Although low serum cholesterol level is known to be correlated with poor nutritional status, there was no correlation between maternal total cholesterol and maternal weight in this cohort. However, micronutrient deficiencies may be more common among the low-total cholesterol risk group studied here and could account for the observed adverse outcomes. Many such nutritional deficiencies have been studied as predictors of preterm delivery or low birthweight. Why any of these potential mechanisms might manifest among white but not black mothers would be critical to address should these findings be replicated. By contrast, the extremely high risk ratios observed among mothers with total cholesterol below the third population percentile suggests a severe and persistent dyslipidemia, which might exert complex effects throughout pregnancy.
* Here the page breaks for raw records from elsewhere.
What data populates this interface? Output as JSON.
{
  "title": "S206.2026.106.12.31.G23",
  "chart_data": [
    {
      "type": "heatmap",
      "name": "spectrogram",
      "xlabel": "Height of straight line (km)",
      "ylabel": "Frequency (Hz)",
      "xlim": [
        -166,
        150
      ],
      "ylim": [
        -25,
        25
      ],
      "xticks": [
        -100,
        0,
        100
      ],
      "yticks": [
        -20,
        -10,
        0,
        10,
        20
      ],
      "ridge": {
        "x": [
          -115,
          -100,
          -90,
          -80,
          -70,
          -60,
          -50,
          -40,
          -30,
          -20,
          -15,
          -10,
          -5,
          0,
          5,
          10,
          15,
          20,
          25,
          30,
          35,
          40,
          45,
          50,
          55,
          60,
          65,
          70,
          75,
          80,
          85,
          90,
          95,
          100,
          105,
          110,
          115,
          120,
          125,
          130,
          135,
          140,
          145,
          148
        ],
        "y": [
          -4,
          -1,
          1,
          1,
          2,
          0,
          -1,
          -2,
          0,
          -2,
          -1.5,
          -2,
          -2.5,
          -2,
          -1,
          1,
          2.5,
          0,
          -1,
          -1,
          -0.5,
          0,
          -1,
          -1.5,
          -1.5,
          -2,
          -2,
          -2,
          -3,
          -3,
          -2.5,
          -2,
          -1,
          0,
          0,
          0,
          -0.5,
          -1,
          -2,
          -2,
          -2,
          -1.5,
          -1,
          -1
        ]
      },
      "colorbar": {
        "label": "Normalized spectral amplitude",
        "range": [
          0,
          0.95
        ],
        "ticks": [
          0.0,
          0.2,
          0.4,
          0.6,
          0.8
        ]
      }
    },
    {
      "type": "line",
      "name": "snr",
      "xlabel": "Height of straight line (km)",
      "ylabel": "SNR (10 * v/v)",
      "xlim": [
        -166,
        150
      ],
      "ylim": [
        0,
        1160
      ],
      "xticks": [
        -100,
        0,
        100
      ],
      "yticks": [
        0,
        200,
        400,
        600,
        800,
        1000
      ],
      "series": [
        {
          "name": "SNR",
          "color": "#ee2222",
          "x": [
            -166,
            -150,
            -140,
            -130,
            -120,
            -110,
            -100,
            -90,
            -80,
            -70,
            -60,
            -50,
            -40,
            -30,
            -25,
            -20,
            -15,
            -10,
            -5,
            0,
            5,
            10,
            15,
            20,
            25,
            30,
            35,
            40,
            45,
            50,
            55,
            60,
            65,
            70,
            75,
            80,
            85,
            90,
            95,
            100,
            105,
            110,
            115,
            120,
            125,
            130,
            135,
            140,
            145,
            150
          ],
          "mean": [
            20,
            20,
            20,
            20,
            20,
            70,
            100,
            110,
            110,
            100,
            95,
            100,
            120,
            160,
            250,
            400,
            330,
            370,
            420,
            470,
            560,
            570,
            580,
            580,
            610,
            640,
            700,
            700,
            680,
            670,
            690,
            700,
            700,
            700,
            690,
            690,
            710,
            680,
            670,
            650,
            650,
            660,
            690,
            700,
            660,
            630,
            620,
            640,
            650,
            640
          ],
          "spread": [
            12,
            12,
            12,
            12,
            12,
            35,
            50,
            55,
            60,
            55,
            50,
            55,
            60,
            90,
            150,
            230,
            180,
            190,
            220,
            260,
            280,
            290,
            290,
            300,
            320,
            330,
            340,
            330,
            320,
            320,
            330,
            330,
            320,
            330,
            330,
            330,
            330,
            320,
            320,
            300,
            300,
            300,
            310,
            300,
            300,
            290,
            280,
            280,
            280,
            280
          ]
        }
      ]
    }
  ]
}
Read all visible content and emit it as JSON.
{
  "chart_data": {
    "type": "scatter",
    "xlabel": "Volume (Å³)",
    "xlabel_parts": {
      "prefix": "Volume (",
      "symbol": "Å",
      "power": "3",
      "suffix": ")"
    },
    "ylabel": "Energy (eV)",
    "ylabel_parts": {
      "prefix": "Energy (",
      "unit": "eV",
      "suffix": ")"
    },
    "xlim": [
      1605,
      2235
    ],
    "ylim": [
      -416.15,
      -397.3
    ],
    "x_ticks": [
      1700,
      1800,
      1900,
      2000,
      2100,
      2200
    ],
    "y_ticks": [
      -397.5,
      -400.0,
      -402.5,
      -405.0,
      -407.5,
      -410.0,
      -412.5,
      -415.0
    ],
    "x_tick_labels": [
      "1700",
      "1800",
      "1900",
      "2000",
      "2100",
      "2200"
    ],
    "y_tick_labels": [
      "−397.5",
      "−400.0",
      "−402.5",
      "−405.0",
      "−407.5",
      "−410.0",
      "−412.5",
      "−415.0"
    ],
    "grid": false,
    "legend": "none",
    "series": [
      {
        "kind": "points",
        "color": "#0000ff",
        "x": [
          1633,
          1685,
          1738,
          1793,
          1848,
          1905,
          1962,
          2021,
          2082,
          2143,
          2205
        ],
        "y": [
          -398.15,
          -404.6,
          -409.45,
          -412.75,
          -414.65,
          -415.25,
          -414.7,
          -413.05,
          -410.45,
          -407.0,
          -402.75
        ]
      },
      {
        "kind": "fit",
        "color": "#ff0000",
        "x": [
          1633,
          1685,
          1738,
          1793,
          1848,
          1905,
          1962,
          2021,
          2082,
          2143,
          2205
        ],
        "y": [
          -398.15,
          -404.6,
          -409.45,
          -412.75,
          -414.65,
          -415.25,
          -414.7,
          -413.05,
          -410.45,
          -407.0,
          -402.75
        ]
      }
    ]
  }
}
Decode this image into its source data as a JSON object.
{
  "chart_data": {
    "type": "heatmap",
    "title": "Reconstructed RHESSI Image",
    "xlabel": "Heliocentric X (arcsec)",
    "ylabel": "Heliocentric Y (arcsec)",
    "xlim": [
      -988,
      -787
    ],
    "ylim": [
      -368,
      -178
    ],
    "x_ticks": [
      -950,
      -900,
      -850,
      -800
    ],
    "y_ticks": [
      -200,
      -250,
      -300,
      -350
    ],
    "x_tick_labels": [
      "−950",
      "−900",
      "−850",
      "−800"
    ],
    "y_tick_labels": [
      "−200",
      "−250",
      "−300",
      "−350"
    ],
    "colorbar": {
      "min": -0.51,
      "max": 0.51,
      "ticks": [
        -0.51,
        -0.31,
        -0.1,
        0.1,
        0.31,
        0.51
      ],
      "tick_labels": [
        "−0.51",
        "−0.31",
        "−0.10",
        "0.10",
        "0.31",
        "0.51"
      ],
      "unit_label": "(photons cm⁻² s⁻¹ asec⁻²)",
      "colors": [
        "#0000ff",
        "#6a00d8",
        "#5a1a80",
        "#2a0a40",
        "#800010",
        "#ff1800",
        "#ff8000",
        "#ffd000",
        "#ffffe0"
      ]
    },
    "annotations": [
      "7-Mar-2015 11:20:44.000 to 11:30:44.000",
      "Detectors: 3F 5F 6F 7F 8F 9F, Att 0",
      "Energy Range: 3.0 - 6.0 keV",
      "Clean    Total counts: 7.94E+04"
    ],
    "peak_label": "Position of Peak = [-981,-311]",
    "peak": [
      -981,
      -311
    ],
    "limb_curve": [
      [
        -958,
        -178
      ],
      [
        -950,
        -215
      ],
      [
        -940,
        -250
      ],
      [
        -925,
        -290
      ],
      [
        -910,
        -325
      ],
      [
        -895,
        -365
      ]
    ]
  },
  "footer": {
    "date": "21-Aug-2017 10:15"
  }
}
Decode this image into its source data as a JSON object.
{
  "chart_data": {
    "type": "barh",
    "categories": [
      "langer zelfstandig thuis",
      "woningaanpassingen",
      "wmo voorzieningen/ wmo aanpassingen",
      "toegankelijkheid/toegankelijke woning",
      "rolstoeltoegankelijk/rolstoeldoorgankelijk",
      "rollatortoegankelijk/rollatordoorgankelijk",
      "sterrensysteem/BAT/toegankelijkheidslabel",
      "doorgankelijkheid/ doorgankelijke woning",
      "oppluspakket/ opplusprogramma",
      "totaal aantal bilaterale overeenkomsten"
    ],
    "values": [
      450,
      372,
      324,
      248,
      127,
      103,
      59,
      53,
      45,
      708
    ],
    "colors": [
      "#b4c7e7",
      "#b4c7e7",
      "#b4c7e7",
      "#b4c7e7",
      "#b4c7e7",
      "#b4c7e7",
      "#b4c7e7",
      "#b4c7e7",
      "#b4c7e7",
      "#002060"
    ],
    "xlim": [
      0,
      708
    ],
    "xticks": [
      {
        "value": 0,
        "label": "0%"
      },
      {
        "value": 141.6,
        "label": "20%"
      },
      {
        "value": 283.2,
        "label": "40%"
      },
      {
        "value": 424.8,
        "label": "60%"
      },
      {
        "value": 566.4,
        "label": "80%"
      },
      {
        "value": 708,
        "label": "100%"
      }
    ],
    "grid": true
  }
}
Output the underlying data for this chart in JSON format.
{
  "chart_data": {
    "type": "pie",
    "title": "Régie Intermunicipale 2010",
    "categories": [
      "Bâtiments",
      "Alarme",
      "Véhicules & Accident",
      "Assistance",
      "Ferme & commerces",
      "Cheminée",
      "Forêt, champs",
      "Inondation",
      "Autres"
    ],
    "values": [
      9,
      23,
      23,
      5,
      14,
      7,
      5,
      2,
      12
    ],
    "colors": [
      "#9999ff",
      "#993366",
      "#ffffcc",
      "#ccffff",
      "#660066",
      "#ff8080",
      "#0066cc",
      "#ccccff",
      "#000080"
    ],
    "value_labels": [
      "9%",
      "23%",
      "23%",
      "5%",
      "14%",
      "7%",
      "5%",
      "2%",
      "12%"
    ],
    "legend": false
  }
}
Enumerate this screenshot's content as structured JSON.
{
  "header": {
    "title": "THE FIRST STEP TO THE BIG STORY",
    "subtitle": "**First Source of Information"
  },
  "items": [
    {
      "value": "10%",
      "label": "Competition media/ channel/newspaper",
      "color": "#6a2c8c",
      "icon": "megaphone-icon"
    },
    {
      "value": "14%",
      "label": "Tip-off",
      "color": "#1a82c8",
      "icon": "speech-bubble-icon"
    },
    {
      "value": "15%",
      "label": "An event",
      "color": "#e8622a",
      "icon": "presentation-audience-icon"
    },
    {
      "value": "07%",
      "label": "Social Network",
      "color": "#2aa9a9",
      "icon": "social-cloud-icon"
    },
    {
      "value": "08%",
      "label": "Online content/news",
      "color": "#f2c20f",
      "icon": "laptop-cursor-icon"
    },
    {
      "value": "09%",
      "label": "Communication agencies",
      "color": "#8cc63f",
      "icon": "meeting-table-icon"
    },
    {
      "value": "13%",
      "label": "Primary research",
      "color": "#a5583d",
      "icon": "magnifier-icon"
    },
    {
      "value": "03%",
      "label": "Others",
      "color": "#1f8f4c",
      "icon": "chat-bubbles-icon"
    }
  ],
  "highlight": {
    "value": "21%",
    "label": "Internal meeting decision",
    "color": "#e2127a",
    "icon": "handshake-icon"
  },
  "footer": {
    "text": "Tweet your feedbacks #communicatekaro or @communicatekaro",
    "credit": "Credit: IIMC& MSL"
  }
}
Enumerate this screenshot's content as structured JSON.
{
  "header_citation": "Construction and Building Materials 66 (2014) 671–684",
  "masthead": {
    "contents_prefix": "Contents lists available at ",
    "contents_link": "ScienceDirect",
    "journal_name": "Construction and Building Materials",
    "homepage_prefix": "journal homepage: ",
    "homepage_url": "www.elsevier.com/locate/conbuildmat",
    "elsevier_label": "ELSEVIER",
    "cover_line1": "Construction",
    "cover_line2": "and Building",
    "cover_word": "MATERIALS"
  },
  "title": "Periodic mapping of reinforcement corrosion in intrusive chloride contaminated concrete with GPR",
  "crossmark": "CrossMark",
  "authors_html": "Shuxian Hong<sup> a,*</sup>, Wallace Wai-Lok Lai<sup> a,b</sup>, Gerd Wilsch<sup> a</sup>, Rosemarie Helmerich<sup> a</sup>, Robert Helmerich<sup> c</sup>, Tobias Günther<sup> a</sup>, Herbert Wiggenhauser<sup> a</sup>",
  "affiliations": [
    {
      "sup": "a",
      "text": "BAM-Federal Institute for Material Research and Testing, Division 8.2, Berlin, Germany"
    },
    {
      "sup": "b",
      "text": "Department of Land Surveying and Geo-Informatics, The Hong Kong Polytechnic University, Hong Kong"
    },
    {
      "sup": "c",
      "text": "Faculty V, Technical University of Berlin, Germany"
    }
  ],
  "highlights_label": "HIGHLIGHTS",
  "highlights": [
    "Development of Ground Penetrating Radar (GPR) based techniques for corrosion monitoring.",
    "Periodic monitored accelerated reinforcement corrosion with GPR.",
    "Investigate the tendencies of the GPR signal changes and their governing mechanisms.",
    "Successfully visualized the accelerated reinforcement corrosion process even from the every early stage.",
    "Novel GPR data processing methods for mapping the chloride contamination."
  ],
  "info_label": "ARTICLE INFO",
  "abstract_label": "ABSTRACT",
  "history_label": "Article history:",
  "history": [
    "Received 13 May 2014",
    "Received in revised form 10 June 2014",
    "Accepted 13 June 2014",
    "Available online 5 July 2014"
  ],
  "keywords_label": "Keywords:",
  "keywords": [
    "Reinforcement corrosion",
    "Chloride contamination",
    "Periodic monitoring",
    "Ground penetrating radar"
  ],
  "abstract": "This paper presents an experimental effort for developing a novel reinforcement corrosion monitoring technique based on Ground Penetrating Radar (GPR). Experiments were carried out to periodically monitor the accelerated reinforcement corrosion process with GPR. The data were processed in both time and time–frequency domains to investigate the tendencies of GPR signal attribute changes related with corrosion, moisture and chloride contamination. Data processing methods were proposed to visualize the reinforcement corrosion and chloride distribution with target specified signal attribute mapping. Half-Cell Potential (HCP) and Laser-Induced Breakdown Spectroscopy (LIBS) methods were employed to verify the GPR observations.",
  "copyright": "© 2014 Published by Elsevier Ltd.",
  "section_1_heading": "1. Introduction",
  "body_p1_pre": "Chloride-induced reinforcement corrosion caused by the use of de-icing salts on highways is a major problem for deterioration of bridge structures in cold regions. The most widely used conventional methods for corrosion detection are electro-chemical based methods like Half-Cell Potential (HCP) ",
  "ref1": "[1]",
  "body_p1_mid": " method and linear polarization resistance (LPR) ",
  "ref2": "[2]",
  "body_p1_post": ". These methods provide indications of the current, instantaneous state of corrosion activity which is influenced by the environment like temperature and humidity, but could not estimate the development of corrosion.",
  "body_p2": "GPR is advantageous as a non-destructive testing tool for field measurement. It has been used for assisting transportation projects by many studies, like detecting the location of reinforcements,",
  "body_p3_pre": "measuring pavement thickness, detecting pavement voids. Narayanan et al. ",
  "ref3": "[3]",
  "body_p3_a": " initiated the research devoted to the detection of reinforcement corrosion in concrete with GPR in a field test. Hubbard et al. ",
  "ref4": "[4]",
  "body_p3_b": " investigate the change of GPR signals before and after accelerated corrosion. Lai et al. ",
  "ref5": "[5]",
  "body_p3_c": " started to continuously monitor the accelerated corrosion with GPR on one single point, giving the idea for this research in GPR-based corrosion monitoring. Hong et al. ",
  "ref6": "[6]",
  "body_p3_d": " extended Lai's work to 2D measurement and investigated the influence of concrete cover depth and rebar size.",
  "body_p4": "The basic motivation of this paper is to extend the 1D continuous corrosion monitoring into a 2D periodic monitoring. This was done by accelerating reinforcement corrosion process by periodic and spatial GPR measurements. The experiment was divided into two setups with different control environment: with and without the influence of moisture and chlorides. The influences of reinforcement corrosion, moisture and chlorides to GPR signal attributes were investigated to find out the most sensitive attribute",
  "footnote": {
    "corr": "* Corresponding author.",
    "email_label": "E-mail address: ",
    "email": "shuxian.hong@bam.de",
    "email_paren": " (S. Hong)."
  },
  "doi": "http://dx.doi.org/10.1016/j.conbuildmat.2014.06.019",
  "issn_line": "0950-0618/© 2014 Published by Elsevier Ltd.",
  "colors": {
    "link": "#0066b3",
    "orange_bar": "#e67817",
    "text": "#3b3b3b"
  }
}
So, low cholesterol levels proved to be strongly associated with premature babies in this study, but these correlations don’t tell us what the real causes for low cholesterol-related risks might be. Regrettably, they made the common mistake of equating mothers' body weights with diet and nutritional status, and while they didn’t examine nutritional status or eating behaviors among the women, they did note that low cholesterol levels have been correlated to poor nutritional status in other studies. Since they didn’t explore that, let’s look at a few earlier studies that might help lead to an explanation.

Israeli researchers attempting to determine the etiology of low serum cholesterols (total, LDL and HDL-cholesterol levels) found that they were associated with chronic anemias, notably anemias with high-erythropoietic activity. While they suggested a role of genetics for these disorders, could diet-induced anemias also adversely affect cholesterol levels? Iron deficiency is one of the most common causes of anemia.

Undernutrition in American women is found among the high risk populations they excluded from their study (smokers, ill, substance abuse, etc.) and the poorest. But among low-risk populations, it’s most common among those intentionally restricting their food intake trying to lose weight, regardless of whether they’re fat or thin. Black women have generally been more accepting of their bodies and less apt to engage in dieting as much as white women, although that is beginning to change over more recent years since this study, and may perhaps explain why the Black women in their low-risk cohort had fewer preemies compared to the white women.

Iron deficiency is the most common dietary deficiency, most affecting girls and women of childbearing age. Those trying to watch their weight are at highest risk, by eating insufficient calories and avoiding iron-rich foods they believe are fattening.

A 2001 study in the Annals of Clinical & Laboratory Science examined serum lipid profiles and iron depletion among 427 teenage girls and found that total cholesterol levels in the severely anemic girls were two-fold lower than those who weren’t iron deficient. With iron supplementation, the girls’ lipid levels returned to normal.

But iron supplements can’t overcome dieting. Researchers at the Western Human Nutrition Research Center, Presidio of San Francisco, California, found that dieting itself diminishes iron status — even among obese women getting adequate iron in their foods and from supplements while dieting. They conducted a 21 week calorie-restricted diet study, where all of the foods were prepared for the obese women and the women consumed twice the U.S. Recommended Dietary Allowance for iron (half from food sources and half from an oral supplement). Despite even an iron-rich diet, restricting calories itself, and possible shortfalls of a range of nutrients, significantly reduced their iron status and hematological measures. (The women’s cognitive function and memory also significantly declined, giving further support for the mental decline seen among dieters.)

The research suggests that low cholesterol levels related to dieting and calorie-restrictive eating among women of child-bearing age and the relationship to adverse birth outcomes deserves more attention.